Periodic Reporting for period 1 - ALEPH (Autonomous learning agents in Physics)
Période du rapport: 2023-03-01 au 2025-02-28
The main objective of the project “Active Learning Agents in Physics” (ALEPH) was to develop autonomous learning agents for Physics, with a particular focus on their interpretability. This refers to designing learning machines that are not only powerful and robust in the tasks they are trained for but that can also assist in the process of scientific discovery. In ALEPH, I aimed to link scientific discovery to the interpretability of ML models. A model is considered interpretable if we can easily understand why and how a given prediction was made. Thus, if an ML model can perform accurate predictions about a physical process, it implies that important information about the process is encoded within the model. If the model is interpretable, we can access this information and use it to deepen our understanding of the physics behind the studied system.
1) Reinforcement learning in target search problems
A central theme of the project was applying reinforcement learning (RL) to target search tasks, where agents aim to capture as many targets as possible within a limited time. Our work established theoretical links between RL and search theory, and demonstrated numerically that RL can yield optimal strategies in diverse scenarios such as foraging, active matter, and search with resets. A key strength of our approach is the interpretability of the trained agents’ strategies, offering insights into the underlying problem.
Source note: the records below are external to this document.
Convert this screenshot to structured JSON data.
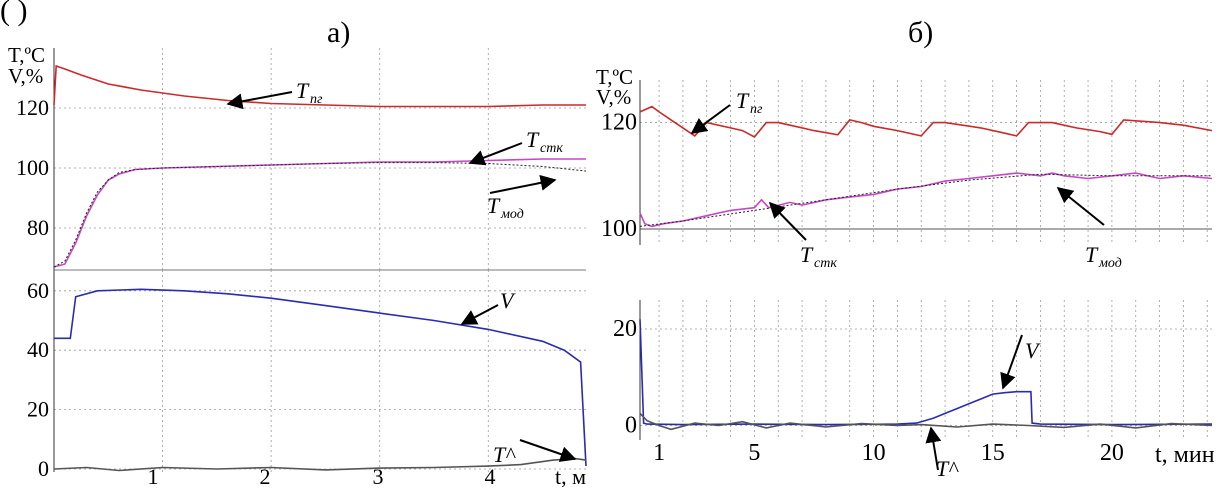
{
  "header_text": "(                                                    )",
  "chart_data": [
    {
      "type": "line",
      "panel_label": "а)",
      "ylabel_lines": [
        "T,ºC",
        "V,%"
      ],
      "xlabel": "t, м",
      "x_ticks": [
        "1",
        "2",
        "3",
        "4"
      ],
      "xlim": [
        0,
        4.9
      ],
      "grid": true,
      "colors": {
        "T_pg": "#cc2a2a",
        "T_stk": "#c847c8",
        "T_mod": "#222222",
        "V": "#2b2bb0",
        "T_hat": "#555555"
      },
      "subplots": [
        {
          "name": "temperature",
          "y_ticks": [
            "120",
            "100",
            "80"
          ],
          "ylim": [
            66,
            140
          ],
          "series": [
            {
              "key": "T_pg",
              "x": [
                0,
                0.02,
                0.1,
                0.25,
                0.5,
                0.8,
                1.2,
                1.6,
                2.0,
                2.5,
                3.0,
                3.5,
                4.0,
                4.5,
                4.9
              ],
              "y": [
                121,
                134,
                133,
                131,
                128,
                126,
                124,
                122.5,
                121.5,
                121,
                120.5,
                120.5,
                120.5,
                121,
                121
              ]
            },
            {
              "key": "T_stk",
              "x": [
                0,
                0.1,
                0.2,
                0.3,
                0.4,
                0.5,
                0.6,
                0.75,
                1.0,
                1.5,
                2.0,
                2.5,
                3.0,
                3.5,
                4.0,
                4.5,
                4.9
              ],
              "y": [
                67,
                68,
                75,
                84,
                91,
                96,
                98,
                99.5,
                100,
                100.5,
                101,
                101.5,
                102,
                102,
                102.5,
                103,
                103
              ]
            },
            {
              "key": "T_mod",
              "x": [
                0,
                0.1,
                0.2,
                0.3,
                0.4,
                0.5,
                0.6,
                0.75,
                1.0,
                1.5,
                2.0,
                2.5,
                3.0,
                3.5,
                4.0,
                4.5,
                4.9
              ],
              "y": [
                67,
                69,
                76,
                85,
                92,
                96,
                98.5,
                99.5,
                100,
                100.5,
                101,
                101.5,
                101.8,
                101.8,
                101.5,
                100.5,
                99
              ]
            }
          ],
          "annotations": [
            {
              "main": "T",
              "sub": "пг"
            },
            {
              "main": "T",
              "sub": "стк"
            },
            {
              "main": "T",
              "sub": "мод"
            }
          ]
        },
        {
          "name": "valve",
          "y_ticks": [
            "60",
            "40",
            "20",
            "0"
          ],
          "ylim": [
            -1,
            67
          ],
          "series": [
            {
              "key": "V",
              "x": [
                0,
                0.02,
                0.15,
                0.2,
                0.4,
                0.8,
                1.2,
                1.6,
                2.0,
                2.5,
                3.0,
                3.5,
                4.0,
                4.5,
                4.7,
                4.85,
                4.9
              ],
              "y": [
                44,
                44,
                44,
                58,
                60,
                60.5,
                60,
                59,
                57.5,
                55,
                52.5,
                50,
                47,
                43,
                40,
                36,
                1
              ]
            },
            {
              "key": "T_hat",
              "x": [
                0,
                0.3,
                0.6,
                1.0,
                1.5,
                2.0,
                2.5,
                3.0,
                3.5,
                4.0,
                4.3,
                4.6,
                4.8,
                4.9
              ],
              "y": [
                0,
                0.5,
                -0.5,
                0.5,
                0,
                0.5,
                -0.3,
                0.3,
                0.5,
                1,
                1.5,
                3,
                3.5,
                3
              ]
            }
          ],
          "annotations": [
            {
              "main": "V",
              "sub": ""
            },
            {
              "main": "T^",
              "sub": ""
            }
          ]
        }
      ]
    },
    {
      "type": "line",
      "panel_label": "б)",
      "ylabel_lines": [
        "T,ºC",
        "V,%"
      ],
      "xlabel": "t, мин",
      "x_ticks": [
        "1",
        "5",
        "10",
        "15",
        "20"
      ],
      "x_tick_values": [
        1,
        5,
        10,
        15,
        20
      ],
      "xlim": [
        0.2,
        24.2
      ],
      "grid": true,
      "subplots": [
        {
          "name": "temperature",
          "y_ticks": [
            "120",
            "100"
          ],
          "ylim": [
            97,
            128
          ],
          "series": [
            {
              "key": "T_pg",
              "x": [
                0.2,
                0.7,
                1.0,
                1.5,
                2.0,
                2.5,
                3.0,
                4.0,
                4.5,
                5.0,
                5.5,
                6.0,
                6.5,
                7.5,
                8.5,
                9.0,
                9.5,
                10.0,
                11.0,
                12.0,
                12.5,
                13.0,
                14.5,
                15.5,
                16.0,
                16.5,
                17.5,
                18.5,
                19.5,
                20.0,
                20.5,
                22.0,
                23.0,
                24.2
              ],
              "y": [
                122,
                123,
                122,
                120.5,
                119,
                117.5,
                120,
                119,
                118.5,
                117.3,
                120,
                120,
                119.5,
                118.5,
                117.7,
                120.5,
                120,
                119.3,
                118.5,
                117.5,
                120,
                120,
                119,
                118,
                117.5,
                120,
                120,
                119,
                118.3,
                117.8,
                120.5,
                120,
                119.5,
                118.5
              ]
            },
            {
              "key": "T_stk",
              "x": [
                0.2,
                0.4,
                0.7,
                1.2,
                2.0,
                3.0,
                4.0,
                5.0,
                5.3,
                5.6,
                6.5,
                7.0,
                8.0,
                9.0,
                10.0,
                11.0,
                12.0,
                13.0,
                14.0,
                15.0,
                16.0,
                17.0,
                17.5,
                18.0,
                19.0,
                20.0,
                21.0,
                22.0,
                23.0,
                24.2
              ],
              "y": [
                103,
                101,
                100.5,
                101,
                101.5,
                102.5,
                103.5,
                104,
                105.5,
                104,
                105,
                104.5,
                105.5,
                106,
                106.5,
                107.5,
                108,
                109,
                109.5,
                110,
                110.5,
                110,
                110.5,
                110,
                109.5,
                110,
                110.5,
                109.5,
                110,
                109.5
              ]
            },
            {
              "key": "T_mod",
              "x": [
                0.2,
                2.0,
                5.0,
                8.0,
                11.0,
                14.0,
                17.0,
                20.0,
                24.2
              ],
              "y": [
                100.5,
                101.5,
                103.5,
                105.5,
                107.5,
                109.2,
                110.3,
                110,
                110
              ]
            }
          ],
          "annotations": [
            {
              "main": "T",
              "sub": "пг"
            },
            {
              "main": "T",
              "sub": "мод"
            },
            {
              "main": "T",
              "sub": "стк"
            }
          ]
        },
        {
          "name": "valve",
          "y_ticks": [
            "20",
            "0"
          ],
          "ylim": [
            -3,
            26
          ],
          "series": [
            {
              "key": "V",
              "x": [
                0.2,
                0.35,
                0.5,
                2.0,
                5.0,
                8.0,
                11.0,
                11.8,
                12.5,
                13.0,
                13.5,
                14.0,
                14.5,
                15.0,
                15.5,
                16.0,
                16.6,
                16.65,
                17.0,
                20.0,
                24.2
              ],
              "y": [
                22,
                0.5,
                0.3,
                0.2,
                0.3,
                0.2,
                0.3,
                0.5,
                1.5,
                2.5,
                3.5,
                4.5,
                5.5,
                6.5,
                6.8,
                7,
                7,
                0.5,
                0.3,
                0.2,
                0.3
              ]
            },
            {
              "key": "T_hat",
              "x": [
                0.2,
                0.5,
                1.0,
                1.5,
                2.5,
                3.5,
                4.5,
                5.5,
                6.5,
                8.0,
                9.5,
                11.0,
                12.0,
                13.5,
                15.0,
                16.5,
                18.0,
                19.5,
                21.0,
                22.5,
                24.2
              ],
              "y": [
                2.5,
                1,
                0,
                -0.8,
                0.5,
                0,
                0.8,
                -0.5,
                0.5,
                -0.3,
                0.4,
                0,
                0.2,
                -0.3,
                0.3,
                0,
                -0.4,
                0.3,
                -0.5,
                0.4,
                0
              ]
            }
          ],
          "annotations": [
            {
              "main": "V",
              "sub": ""
            },
            {
              "main": "T^",
              "sub": ""
            }
          ]
        }
      ]
    }
  ]
}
2) Interpretable machine learning for anomalous diffusion.
Building on my prior expertise, I developed ML tools to autonomously extract physical parameters from experimental data, especially for stochastic processes like anomalous diffusion—common in biophysical systems. We showed how these tools must account for the randomness of the data to remain physically meaningful. I also organized the second edition of the Anomalous Diffusion (AnDi) Challenge (www.andi-challenge.org) with over 70 participants, whose results will be summarized in an upcoming publication. Additionally, I introduced a novel method to analyze diffusion properties frame-by-frame, enhancing resolution in trajectory analysis.
3) Generative models for quantum computing
Finally, I worked on applying state-of-the-art ML—particularly denoising diffusion models—to quantum circuit generation, a key bottleneck in practical quantum computing. Our results show these models can efficiently translate quantum operations into hardware-compatible gate sequences, offering a promising route to overcome current limitations and enable broader algorithmic applications.
On the one hand, the ALEPH project achieved major advances in applying reinforcement learning (RL) to target search problems. We demonstrated that RL agents can autonomously learn efficient search strategies across a wide variety of scenarios, without requiring prior expert knowledge or complex optimization procedures. This represents a significant shift from traditional approaches, offering researchers a simple and flexible tool to explore diverse problem settings. However, our findings also highlight that the full potential of RL-based methods is realized when complemented by domain-specific knowledge, illustrating the strength of machine learning-assisted scientific discovery. As a direct continuation of this work, we are collaborating with experimental groups to implement these RL strategies in physical systems, where additional experimental challenges such as training time constraints and real-world noise must be addressed.
In the second research line, we focused on the autonomous extraction of physical descriptors in anomalous diffusion processes using interpretable machine learning. Our work showed that models designed to create disentangled representations remain effective even when dealing with inherently stochastic data. This not only establishes a robust foundation for applying interpretable machine learning to diffusion phenomena but also paves the way for broader applications, particularly in quantum systems where randomness is intrinsic. We expect that the methods developed during the ALEPH project will form the basis for future advances in interpretable approaches within the field of quantum science.
Finally, in the area of quantum computing, we developed new generative models that bridge the gap between theoretical algorithm design and implementation on today’s quantum hardware. In particular, we demonstrated that denoising diffusion models offer key advantages over traditional Transformer- and autoregressive-based approaches. Our models can natively handle both discrete and continuous quantum gates, avoiding the need for post-processing optimizations and enabling more efficient quantum program compilation. Moreover, the flexibility of our models makes them readily applicable to other critical tasks such as quantum error correction and adapting gate compilation to different quantum hardware platforms.